My step-mother likes St. Patrick's Day, and I suppose if you're stuck in Boston or some other such place you're stuck with rivers being dyed green and all that.
Forget the Guinness-Holiday; have fun instead with the utter trash of pop-culture, the Pussycat Dolls (did you know that they're an award-winning and Grammy Award-nominated American music group?. Their beginning as a modern burlesque I can sort of respect, but that's a decade back. Salon's Heather Havrilesky covered them this weekend (dated March 18 but posted today), and begins with the line, “‘I think the Pussycat Dolls have had a large influence on my generation, and that's why I think I've gravitated towards their music.’—Natascha, 19” I can agree with that, but it seems to have little to do with the “empowerment” message the PCD are supposedly trying to get across; if anything, the group is tied to (as mirror of, perhaps) the insane body image and fashion crap one sees.
I'll just provide the image that was provided on Salon's homepage today (Saturday) when the article was posted there:
What have we got here besides (intentional) fashion tastelessness? We have no hips, we have boney spines, and lack of muscle tone. And for the most part rather dead eyes, and stringy gross hair that one can excuse, perhaps, because of the performance conditions, sweat, and heat from the stage lamps/lights.
This all only comes to mind because when I turned the TV on for some reason this last week I came across “Pussycat Dolls Presents: The Search for the Next Doll” on CW—as Havrilesky writes, “the latest television show to suggest that the whoring sea donkeys are storming the gates.” I'd never heard of it and thought at first I'd come across some next-top-model crap when I tuned at the end when someone was being kicked off. I think this was Wednesday and perhaps a rerun from Tuesday, since I would usually turn the TV on for “Lost” Wednesday evenings.

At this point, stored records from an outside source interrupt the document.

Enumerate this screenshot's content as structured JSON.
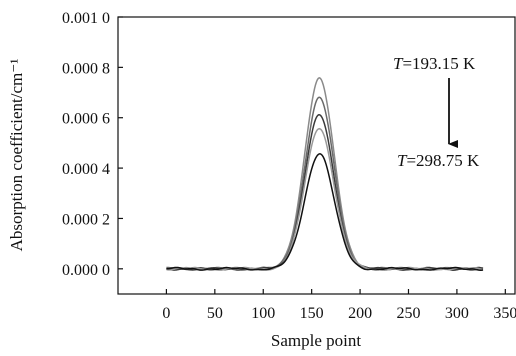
{
  "chart_data": {
    "type": "line",
    "xlabel": "Sample point",
    "ylabel": "Absorption coefficient/cm⁻¹",
    "xlim": [
      -50,
      360
    ],
    "ylim": [
      -0.0001,
      0.001
    ],
    "x_ticks": [
      0,
      50,
      100,
      150,
      200,
      250,
      300,
      350
    ],
    "x_tick_labels": [
      "0",
      "50",
      "100",
      "150",
      "200",
      "250",
      "300",
      "350"
    ],
    "y_ticks": [
      0.0,
      0.0002,
      0.0004,
      0.0006,
      0.0008,
      0.001
    ],
    "y_tick_labels": [
      "0.000 0",
      "0.000 2",
      "0.000 4",
      "0.000 6",
      "0.000 8",
      "0.001 0"
    ],
    "grid": false,
    "series": [
      {
        "peak_x": 158,
        "peak_y": 0.00076,
        "width": 15,
        "color": "#8a8a8a"
      },
      {
        "peak_x": 158,
        "peak_y": 0.00068,
        "width": 15,
        "color": "#6a6a6a"
      },
      {
        "peak_x": 158,
        "peak_y": 0.00061,
        "width": 15,
        "color": "#3a3a3a"
      },
      {
        "peak_x": 158,
        "peak_y": 0.00056,
        "width": 15,
        "color": "#9a9a9a"
      },
      {
        "peak_x": 158,
        "peak_y": 0.00046,
        "width": 15,
        "color": "#111111"
      }
    ],
    "x_start": 0,
    "x_end": 327,
    "annotations": {
      "top_T": "T",
      "top_value": "=193.15 K",
      "bottom_T": "T",
      "bottom_value": "=298.75 K"
    }
  }
}
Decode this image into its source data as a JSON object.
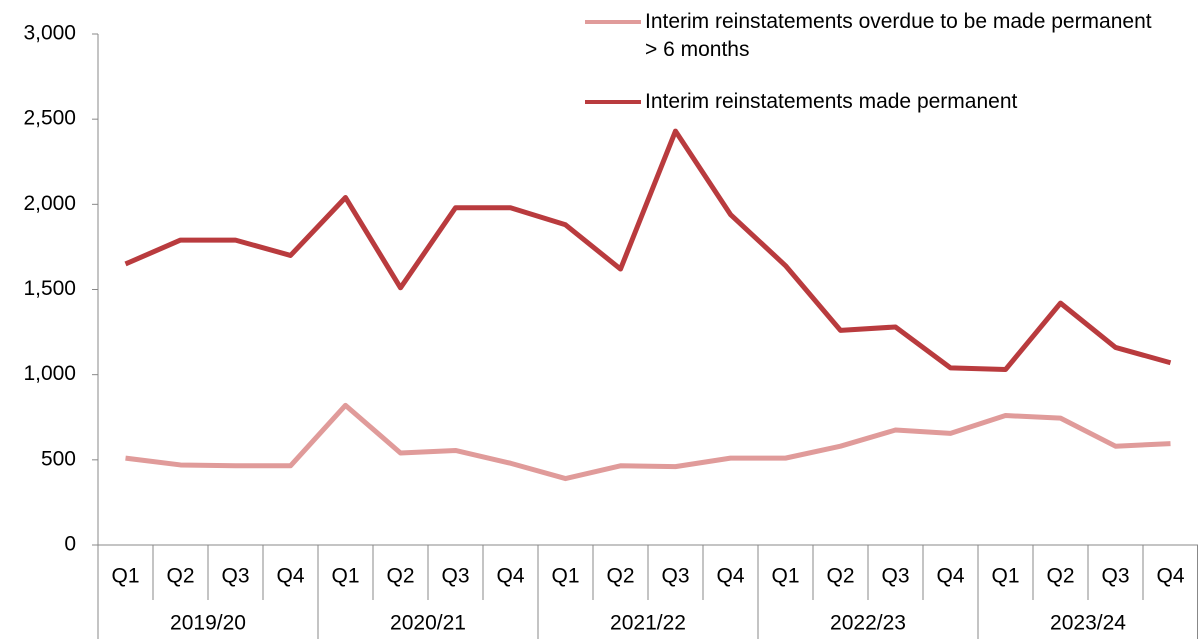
{
  "chart_data": {
    "type": "line",
    "categories": [
      "Q1",
      "Q2",
      "Q3",
      "Q4",
      "Q1",
      "Q2",
      "Q3",
      "Q4",
      "Q1",
      "Q2",
      "Q3",
      "Q4",
      "Q1",
      "Q2",
      "Q3",
      "Q4",
      "Q1",
      "Q2",
      "Q3",
      "Q4"
    ],
    "category_groups": [
      "2019/20",
      "2020/21",
      "2021/22",
      "2022/23",
      "2023/24"
    ],
    "series": [
      {
        "name": "Interim reinstatements overdue to be made permanent > 6 months",
        "color": "#e09b9a",
        "values": [
          510,
          470,
          465,
          465,
          820,
          540,
          555,
          480,
          390,
          465,
          460,
          510,
          510,
          580,
          675,
          655,
          760,
          745,
          580,
          595
        ]
      },
      {
        "name": "Interim reinstatements made permanent",
        "color": "#b93b3e",
        "values": [
          1650,
          1790,
          1790,
          1700,
          2040,
          1510,
          1980,
          1980,
          1880,
          1620,
          2430,
          1940,
          1640,
          1260,
          1280,
          1040,
          1030,
          1420,
          1160,
          1070
        ]
      }
    ],
    "ylim": [
      0,
      3000
    ],
    "yticks": [
      0,
      500,
      {
        "value": 1000,
        "label": "1,000"
      },
      {
        "value": 1500,
        "label": "1,500"
      },
      {
        "value": 2000,
        "label": "2,000"
      },
      {
        "value": 2500,
        "label": "2,500"
      },
      {
        "value": 3000,
        "label": "3,000"
      }
    ],
    "grid": false
  }
}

It's none of my business if people want to act this way, dress this way, etc., especially not if they're making good money at it. I'm no proponent of puritanical modesty, Mormon modesty, Muslim modesty, or, for the fashion conscious, muslin modesty, but you know it's a rather obvious sign of stupidity when women & girls want to do the whole anorexic, skanked-out look. There is a wonderful disconnect between the Pussycat Dolls rhetoric and the reality. This is, of course, all quite obvious, which is why I turn off the TV and return to teaching those who care to come to my classes. There is little point in bothering with those who want to emulate this.
And St. Patrick's Day is a lot like the Pussycat Dolls in this regard ... lots of emulation, lots of being like somebody else and fitting into a preexisting power or political or religious structure. I of course won't claim that Carnivale is necessarily emancipatory, but anybody who bothers with Rabelais and His World by Mikhail Bakhtin will realize that Carnivale and the carnivalesque have quite a bit in common with true burlesque as well as cabaret.